Россия в старом японском зеркале

Рецензия на: Оцуки Гэнтаку, Симура Хироюки. Удивительные сведения об окружающих [Землю] морях / Пер. В. Н. Горегляда, СПб.: Гиперион, 2009. 390 с.

* * *

Так получается, что порой одна и та же вещь становится памятником сразу в нескольких различных смыслах. Чаще всего это верно для разного рода сооружений, сознательно мемориальных — оказывающихся, однако, мемориалами в квадрате, а то и в кубе: ибо, помимо прославляемого события, напоминают также о своих создателях, их времени и обстоятельствах, а нередко и о чем-то еще. Так, орден Александра Невского — это не только мемориал средневекового князя, но и память о военной составляющей советской эпохи, а также о советском кино и популярном актере Черкасове, чей лик запечатлен на медальерном барельефе.

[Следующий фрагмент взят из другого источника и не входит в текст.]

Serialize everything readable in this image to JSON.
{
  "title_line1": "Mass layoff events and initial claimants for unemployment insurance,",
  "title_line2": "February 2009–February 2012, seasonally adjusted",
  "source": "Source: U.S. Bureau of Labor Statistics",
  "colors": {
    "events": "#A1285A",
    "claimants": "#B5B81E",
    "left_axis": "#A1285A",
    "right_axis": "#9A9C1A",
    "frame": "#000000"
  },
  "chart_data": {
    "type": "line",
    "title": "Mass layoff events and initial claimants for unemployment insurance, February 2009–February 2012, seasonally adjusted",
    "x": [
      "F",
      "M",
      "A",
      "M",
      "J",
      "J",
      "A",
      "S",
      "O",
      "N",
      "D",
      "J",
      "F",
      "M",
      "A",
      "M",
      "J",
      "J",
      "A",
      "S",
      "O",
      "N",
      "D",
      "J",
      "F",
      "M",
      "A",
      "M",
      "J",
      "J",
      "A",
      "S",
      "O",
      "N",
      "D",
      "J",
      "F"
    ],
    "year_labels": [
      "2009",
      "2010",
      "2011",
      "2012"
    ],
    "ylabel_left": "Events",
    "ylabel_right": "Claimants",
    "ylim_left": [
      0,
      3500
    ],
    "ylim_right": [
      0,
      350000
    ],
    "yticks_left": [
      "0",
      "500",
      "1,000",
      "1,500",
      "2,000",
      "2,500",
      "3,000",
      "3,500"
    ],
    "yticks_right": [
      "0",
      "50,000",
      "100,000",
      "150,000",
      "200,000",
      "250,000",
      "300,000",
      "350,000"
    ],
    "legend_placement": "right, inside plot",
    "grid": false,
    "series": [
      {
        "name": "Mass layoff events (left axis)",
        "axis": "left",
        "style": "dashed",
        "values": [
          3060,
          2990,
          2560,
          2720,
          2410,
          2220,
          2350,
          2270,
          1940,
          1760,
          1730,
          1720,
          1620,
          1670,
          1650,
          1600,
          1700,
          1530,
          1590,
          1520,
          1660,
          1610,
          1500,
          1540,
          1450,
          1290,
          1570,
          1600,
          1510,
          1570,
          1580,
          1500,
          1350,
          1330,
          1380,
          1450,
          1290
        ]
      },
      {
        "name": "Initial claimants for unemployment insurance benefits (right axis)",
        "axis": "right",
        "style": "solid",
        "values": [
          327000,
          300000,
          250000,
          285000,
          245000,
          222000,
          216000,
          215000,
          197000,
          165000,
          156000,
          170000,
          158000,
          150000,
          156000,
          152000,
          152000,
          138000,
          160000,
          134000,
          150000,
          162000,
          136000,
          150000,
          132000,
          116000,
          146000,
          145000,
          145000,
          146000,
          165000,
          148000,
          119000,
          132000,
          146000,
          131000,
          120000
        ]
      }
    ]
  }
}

Еще большее наслоение мемориальных смыслов содержит выпущенная специализирующимся на восточной литературе частным петербургским издательством «Гиперион» книга «Удивительные сведения об окружающих [Землю] морях» («Канкай Ибун»).

Разумеется, в первую очередь, это памятник уходящей натуре: российской (петербургской) академической японистике. «Удивительные сведения…» — перевод японского трактата начала XIX века — последняя работа выдающегося русского япониста В. Н. Горегляда (1932–2002), выпущенный под редакцией его ученицы К. Г. Маранджян. Можно с определенностью сказать, что это представители последних поколений значительной научной школы, просуществовавшей два с половиной века. Наследников у них нет, и если русский народ когда-либо захочет для себя и своего государства судьбы, отличной от участи китайского сырьевого придатка, то академическую японистику ему, по сути, придется создавать заново. «После ухода ученого, — пишет в предисловии К. Маранджян, — в нашей стране фактически не осталось специалистов, столь свободно владеющих мастерством чтения (японских — Л. У.) скорописных текстов. А рукопись „Канкай Ибун“ как раз и записана скорописным почерком, расшифровать который ныне никому из петербургских (и не только!) японистов уже не под силу». Видимо, это не единственный из утраченных навыков…

Не станем, однако, углубляться в данный мемориальный пласт — он достоин отдельного разговора, — а перейдем к прочим.

Итак, перед нами перевод, сделанный с рукописи из собрания Петербургского филиала Института востоковедения РАН. Судя по всему, эти 16 исписанных скорописью хэнтайгана тетрадей были изготовлены во второй половине XIX века специально для учреждаемого в Петербурге японского посольства. По крайней мере, печати посольства на тетрадках присутствуют. При переезде миссии в Москву в 1918 г. тетрадки скорее всего были переданы Азиатскому музею — как не представляющие большой утилитарной ценности для работы дипломатов. Штампы музея также имеются на тетрадках, однако соответствующего акта передачи до сих пор не обнаружено. Оно и понятно: в 1918 году использовать «Канкай Ибун» по своему прямому назначению — как справочник по России — было бы просто смешно, тогда как научные исследования не входят в круг задач дипломатических представительств…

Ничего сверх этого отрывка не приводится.